Construction machinery is used in renovating, reconstructing and extending buildings, for example. Wall saws are used for cutting and extending openings for doors, windows and light wells, etc., corrective work on facades, partition walls and garden walls, etc., and controlled demolition of concrete. Wall saws and similar construction machinery have a prime mover, such as a motor, and a rotary tool driven by the motor.
A wall saw usually includes a rack, i.e. a toothed bar or rod, intended to be attached to and equidistantly spaced from the wall, which is to be sawed through. A carriage carries a drive motor for the circular saw blade and is movable along the rack by means of another motor. The saw blade is mounted at the free end of a pivotal arm attached to the carriage and housing a transmission for transferring the rotation of the drive motor shaft to the saw blade. The pivotal arm, or transmission housing, is swung toward and away from the wall by a third motor.

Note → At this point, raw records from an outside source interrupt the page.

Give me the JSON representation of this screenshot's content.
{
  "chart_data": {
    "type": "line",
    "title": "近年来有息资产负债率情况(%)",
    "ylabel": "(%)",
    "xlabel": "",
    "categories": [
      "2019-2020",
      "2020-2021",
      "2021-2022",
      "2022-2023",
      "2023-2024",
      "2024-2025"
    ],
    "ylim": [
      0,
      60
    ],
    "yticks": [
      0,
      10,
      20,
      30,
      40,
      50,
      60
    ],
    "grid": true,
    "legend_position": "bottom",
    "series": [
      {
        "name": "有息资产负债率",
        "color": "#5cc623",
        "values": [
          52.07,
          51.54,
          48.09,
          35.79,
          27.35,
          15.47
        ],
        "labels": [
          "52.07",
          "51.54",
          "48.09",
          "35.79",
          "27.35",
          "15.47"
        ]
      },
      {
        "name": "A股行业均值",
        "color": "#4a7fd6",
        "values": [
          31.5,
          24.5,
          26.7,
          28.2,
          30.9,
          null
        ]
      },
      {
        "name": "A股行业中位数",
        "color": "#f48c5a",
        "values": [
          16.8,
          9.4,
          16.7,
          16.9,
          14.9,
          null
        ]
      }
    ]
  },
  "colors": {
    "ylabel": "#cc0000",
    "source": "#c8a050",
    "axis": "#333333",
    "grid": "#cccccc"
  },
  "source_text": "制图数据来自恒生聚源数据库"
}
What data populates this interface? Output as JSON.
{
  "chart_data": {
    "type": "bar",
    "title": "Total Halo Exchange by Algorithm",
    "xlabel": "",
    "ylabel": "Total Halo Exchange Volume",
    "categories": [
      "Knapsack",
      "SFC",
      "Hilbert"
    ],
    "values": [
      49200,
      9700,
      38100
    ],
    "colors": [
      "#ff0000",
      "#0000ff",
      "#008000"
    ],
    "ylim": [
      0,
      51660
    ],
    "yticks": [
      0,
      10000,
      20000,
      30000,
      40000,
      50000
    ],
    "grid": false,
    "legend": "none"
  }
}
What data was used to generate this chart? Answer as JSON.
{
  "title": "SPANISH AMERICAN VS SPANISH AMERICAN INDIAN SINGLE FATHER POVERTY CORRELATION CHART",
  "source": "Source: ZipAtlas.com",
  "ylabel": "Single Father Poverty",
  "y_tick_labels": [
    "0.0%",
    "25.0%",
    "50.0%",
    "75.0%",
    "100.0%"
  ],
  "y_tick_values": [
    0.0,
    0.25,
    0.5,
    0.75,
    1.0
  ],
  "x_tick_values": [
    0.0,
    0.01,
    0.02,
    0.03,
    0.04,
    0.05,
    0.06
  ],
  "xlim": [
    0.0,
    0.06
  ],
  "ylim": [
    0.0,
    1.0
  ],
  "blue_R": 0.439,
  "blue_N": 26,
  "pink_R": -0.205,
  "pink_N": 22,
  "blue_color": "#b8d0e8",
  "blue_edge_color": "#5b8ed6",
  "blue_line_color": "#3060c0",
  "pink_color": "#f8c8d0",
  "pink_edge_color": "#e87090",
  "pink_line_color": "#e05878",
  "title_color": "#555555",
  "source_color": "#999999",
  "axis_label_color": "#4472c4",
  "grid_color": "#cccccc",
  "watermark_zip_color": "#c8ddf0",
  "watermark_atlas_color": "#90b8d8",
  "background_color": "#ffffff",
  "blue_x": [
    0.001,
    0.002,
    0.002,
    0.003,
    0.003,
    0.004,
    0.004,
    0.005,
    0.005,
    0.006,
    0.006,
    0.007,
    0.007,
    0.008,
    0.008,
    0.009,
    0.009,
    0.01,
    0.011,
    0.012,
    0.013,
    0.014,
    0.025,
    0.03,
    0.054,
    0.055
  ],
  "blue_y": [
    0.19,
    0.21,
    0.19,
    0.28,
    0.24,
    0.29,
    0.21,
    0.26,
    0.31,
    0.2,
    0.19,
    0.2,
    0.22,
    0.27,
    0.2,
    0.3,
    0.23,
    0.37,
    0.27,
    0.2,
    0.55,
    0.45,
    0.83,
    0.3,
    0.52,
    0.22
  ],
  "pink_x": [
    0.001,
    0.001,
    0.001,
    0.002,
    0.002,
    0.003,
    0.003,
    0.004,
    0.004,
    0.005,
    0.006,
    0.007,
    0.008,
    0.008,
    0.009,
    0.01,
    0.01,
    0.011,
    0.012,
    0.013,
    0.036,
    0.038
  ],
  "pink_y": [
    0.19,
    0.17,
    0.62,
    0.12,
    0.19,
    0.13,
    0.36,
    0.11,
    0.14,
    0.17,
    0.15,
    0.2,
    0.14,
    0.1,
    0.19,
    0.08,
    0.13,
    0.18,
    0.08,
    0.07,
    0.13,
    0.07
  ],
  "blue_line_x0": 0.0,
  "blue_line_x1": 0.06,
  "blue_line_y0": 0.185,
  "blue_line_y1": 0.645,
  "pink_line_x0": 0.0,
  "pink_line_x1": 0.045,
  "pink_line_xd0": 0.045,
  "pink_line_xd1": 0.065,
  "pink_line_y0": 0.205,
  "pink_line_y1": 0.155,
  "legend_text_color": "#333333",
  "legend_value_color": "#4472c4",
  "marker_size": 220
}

In a wall saw, the tool is a circular saw blade equipped with cutting diamond segments. Generally, heavy duty wall saws are driven hydraulically, see U.S. Pat. No. 6,955,167 B2, US 2006/0201492 A1, US 2007/0163412 A1, and U.S. Pat. No. 5,887,579, for example. However, hydraulic wall saws are comparatively heavy and not easy to set up, and comparatively low-weight electric wall saws, such as the one disclosed in US 2006/0189258 A1, for example, have been introduced on the market.
In US 2006/0189258 A1 the saw process is at least partly automated by using a control program that is realized with programmable control means, displacement sensor, and pivot angle sensor.